Yeme-içmenin kültür tarihimizdeki yeri üzerine çalışmaları olan, Dokuz Eylül Üniversitesi’nde öğretim görevlisi arkeolog ve gıda mühendisi Ahmet Uhri, bu sayıda Seferihisar’ın armolasını anlattı.
Okan Üniversitesi Sosyoloji Bölümü’nden Beril Özer doktorasını yavaş şehirler üzerine yapıyor. Tez hazırlığı için Seferihisar’a gelmişken yakaladık. Bizim için yavaşlığı yazdı.
Daha çok Antik Ege üzerine çalışmalarıyla tanıdığımız hukuk profesörü Bilge Umar hocamız, kendisi yarı Seferihisarlı sayılır, Seferihisar’ın tarihiyle başladı Keçi’deki sohbetlerine.

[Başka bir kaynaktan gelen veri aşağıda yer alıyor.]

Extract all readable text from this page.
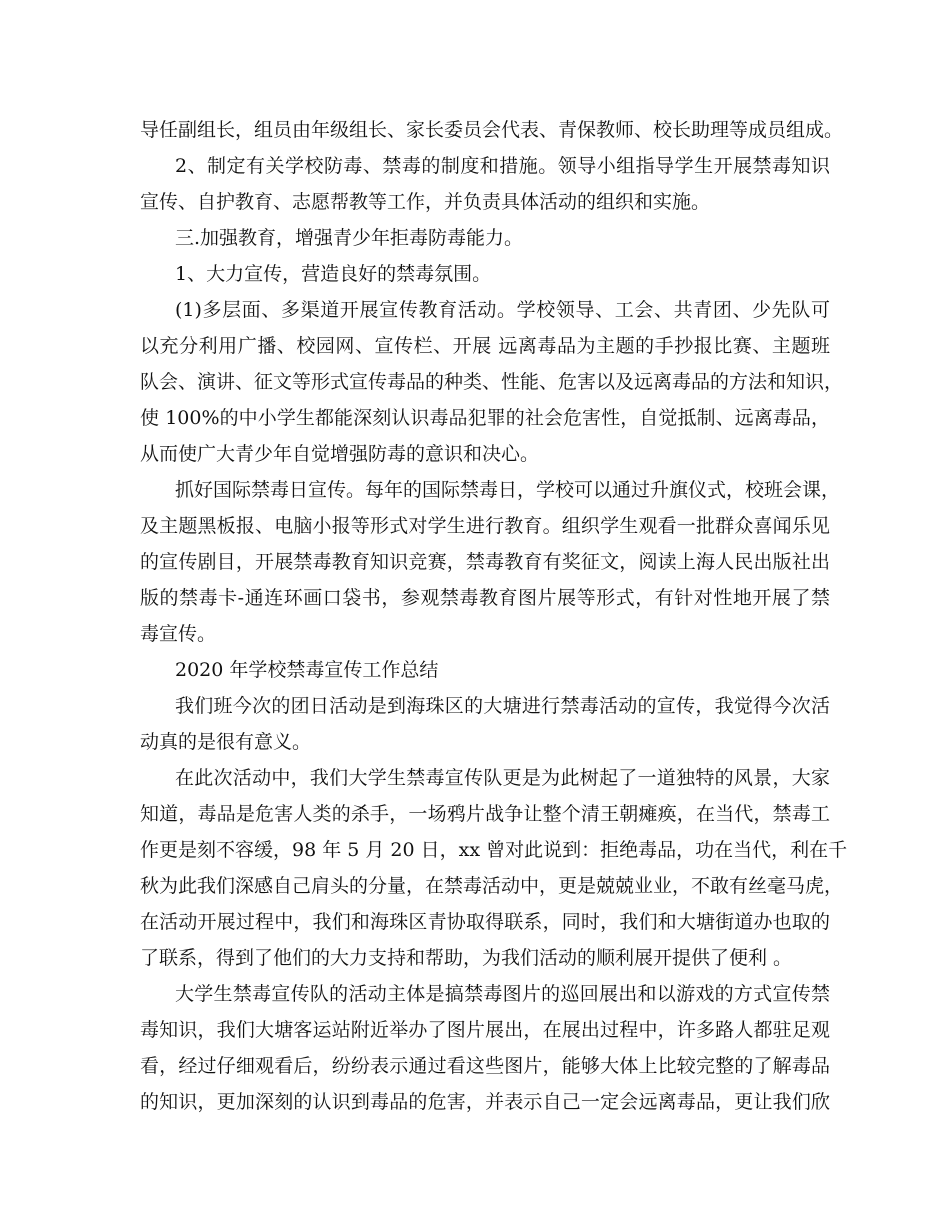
导任副组长，组员由年级组长、家长委员会代表、青保教师、校长助理等成员组成。
2、制定有关学校防毒、禁毒的制度和措施。领导小组指导学生开展禁毒知识
宣传、自护教育、志愿帮教等工作，并负责具体活动的组织和实施。
三.加强教育，增强青少年拒毒防毒能力。
1、大力宣传，营造良好的禁毒氛围。
(1)多层面、多渠道开展宣传教育活动。学校领导、工会、共青团、少先队可
以充分利用广播、校园网、宣传栏、开展 远离毒品为主题的手抄报比赛、主题班
队会、演讲、征文等形式宣传毒品的种类、性能、危害以及远离毒品的方法和知识，
使 100%的中小学生都能深刻认识毒品犯罪的社会危害性，自觉抵制、远离毒品，
从而使广大青少年自觉增强防毒的意识和决心。
抓好国际禁毒日宣传。每年的国际禁毒日，学校可以通过升旗仪式，校班会课，
及主题黑板报、电脑小报等形式对学生进行教育。组织学生观看一批群众喜闻乐见
的宣传剧目，开展禁毒教育知识竞赛，禁毒教育有奖征文，阅读上海人民出版社出
版的禁毒卡-通连环画口袋书，参观禁毒教育图片展等形式，有针对性地开展了禁
毒宣传。
2020 年学校禁毒宣传工作总结
我们班今次的团日活动是到海珠区的大塘进行禁毒活动的宣传，我觉得今次活
动真的是很有意义。
在此次活动中，我们大学生禁毒宣传队更是为此树起了一道独特的风景，大家
知道，毒品是危害人类的杀手，一场鸦片战争让整个清王朝瘫痪，在当代，禁毒工
作更是刻不容缓，98 年 5 月 20 日，xx 曾对此说到：拒绝毒品，功在当代，利在千
秋为此我们深感自己肩头的分量，在禁毒活动中，更是兢兢业业，不敢有丝毫马虎，
在活动开展过程中，我们和海珠区青协取得联系，同时，我们和大塘街道办也取的
了联系，得到了他们的大力支持和帮助，为我们活动的顺利展开提供了便利 。
大学生禁毒宣传队的活动主体是搞禁毒图片的巡回展出和以游戏的方式宣传禁
毒知识，我们大塘客运站附近举办了图片展出，在展出过程中，许多路人都驻足观
看，经过仔细观看后，纷纷表示通过看这些图片，能够大体上比较完整的了解毒品
的知识，更加深刻的认识到毒品的危害，并表示自己一定会远离毒品，更让我们欣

Bilim yayıncısı Ender Helvacıoğlu, “her yerde akılcılığı, bilimi yazıyorum, Keçi’ye de delileri yazayım” dedi.
Botanik alanında araştırmacı Hasan Torlak 2016 yılında Türkiye’de keşfedilen endemik bitkileri anlattı. Gelecek sayılarımızda Ege’nin ve Seferihisar’ın endemiklerini tanıtmaya devam edecek.
Nerede bir doğa tahribatı olsa, orada direnenlerle birlikte görmeye alıştığımız Melda Onur da, bizimle birlikte. Bu sayımızda HES’lere karşı mücadele edenleri yazdı.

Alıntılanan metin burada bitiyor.